We eventually found the arch overlook from the north rim of the Paria by matching his photo to our perspective. We could not be sure of the chute down to the river. This is partly because of unfriendly description (it's adjacent) and partly because of no route marked. I guess no one uses this down route except Kelsey and Puebloans. The arch view is stinky at the overlook and I'm sure better in Wrather Canyon. That's why we wanted to get to the bottom. And there is rock art down there too. Us 60-year-olds can't just dive down any crack when we cannot see the route! There is a nice picture of the "route" from the opposite rim. A picture from the top would have helped from the top. You know, from the described hike vantage point.
No complaint about the rim views between the floating dune and the arch but the West Clark Bench (Water Pockets, Cobra Arch, Buckskin) is better than this East Clark Bench.

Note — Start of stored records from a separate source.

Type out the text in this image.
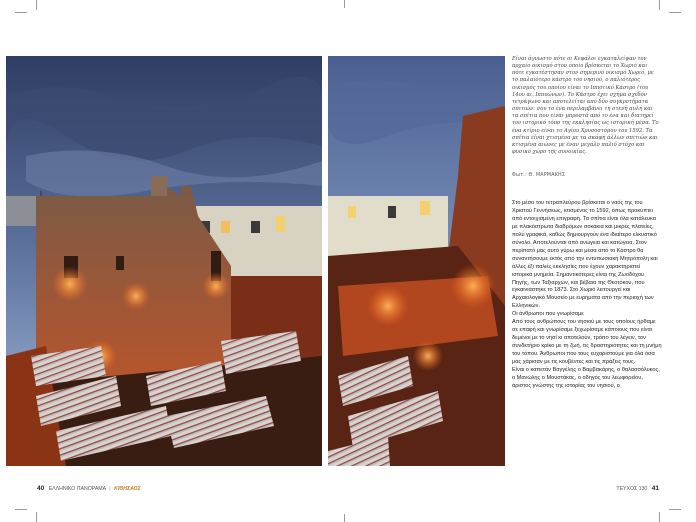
Είναι άγνωστο πότε οι Κεφάλοι εγκαταλείψαν τον αρχαίο οικισμό στον οποίο βρίσκεται το Χωριό και πότε εγκατέστησαν στον σημερινό οικισμό Χωριό, με το παλαιότερο κάστρο του νησιού, ο παλιότερος οικισμός του οποίου είναι το Ιπποτικό Κάστρο (του 14ου αι. Ιππυώνων). Το Κάστρο έχει σχήμα σχεδόν τετράγωνο και αποτελείται από δύο συγκροτήματα σπιτιών: σου το ένα περιλαμβάνει τη στενή αυλή και τα σπίτια που είναι μπροστά από το ένα και διατηρεί τον ιστορικό τόπο της εκκλησίας ως ιστορική μέσα. Το ένα κτίριο είναι το Αγίου Χρυσοστόμου του 1592. Τα σπίτια είναι χτισμένα με τα σκάφη άλλων σπιτιών και κτισμένα αιώνες με έναν μεγάλο παλιό στόχο και φυσικό χώρο της συνοικίας.

Φωτ.: Θ. ΜΑΡΜΑΚΗΣ

Στο μέσο του τετραπλεύρου βρίσκεται ο ναός της του Χριστού Γεννήσεως, κτισμένος το 1592, όπως προκύπτει από εντοιχισμένη επιγραφή. Τα σπίτια είναι όλα κατάλευκα με πλακόστρωτα διαδρόμων σοκάκια και μικρές πλατείες, πολύ γραφικά, καθώς δημιουργούν ένα ιδιαίτερο ελκυστικό σύνολο. Αποτελούνται από ανώγεια και κατώγεια. Στον περίπατό μας αυτό γύρω και μέσα από το Κάστρο θα συναντήσουμε εκτός από την εντυπωσιακή Μητρόπολη και άλλες έξι παλιές εκκλησίες που έχουν χαρακτηριστεί ιστορικά μνημεία. Σημαντικότερες είναι της Ζωοδόχου Πηγής, των Ταξιαρχών, και βέβαια της Θεοτόκου, που εγκαινιάστηκε το 1873. Στο Χωριό λειτουργεί και Αρχαιολογικό Μουσείο με ευρήματα από την περιοχή των Ελληνικών.

Οι άνθρωποι που γνωρίσαμε

Από τους ανθρώπους του νησιού με τους οποίους ήρθαμε σε επαφή και γνωρίσαμε ξεχωρίσαμε κάποιους που είναι δεμένοι με το νησί κι αποτελούν, τρόπο του λέγειν, τον συνδετήριο κρίκο με τη ζωή, τις δραστηριότητες και τη μνήμη του τόπου. Άνθρωποι που τους ευχαριστούμε για όλα όσα μας χάρισαν με τις κουβέντες και τις πράξεις τους.

Είναι ο καπετάν Βαγγέλης ο Βαμβακάρης, ο θαλασσόλυκος, ο Μανώλης ο Μουστάκας, ο οδηγός του λεωφορείου, άριστος γνώστης της ιστορίας του νησιού, ο

40 ΕΛΛΗΝΙΚΟ ΠΑΝΟΡΑΜΑ | ΚΙΘΗΣΑΟΣ	ΤΕΥΧΟΣ 130 41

We floundered around for six hours and took the long hill up to our Jeep.
More stuff in this book not worth the trouble: The "Hidden Panel" petroglyphs near the White House trailhead is not worth getting wet for. Ditto the panel on the right a couple miles downstream from the WHTH (that is how MK would do it) near the telephone wires; can barely see them for erosion. Thanks Mike.
Now we will try to find Moki House and the "cowboy trail" down to Hackberry Canyon and Watson Cabin and Pollock Arch. Fat chance but we'll get in some floundering. The "old cowboy trail" trick. At least Yellow and Castle Rocks are nearby and very scenic. Win some lose some with THIS author.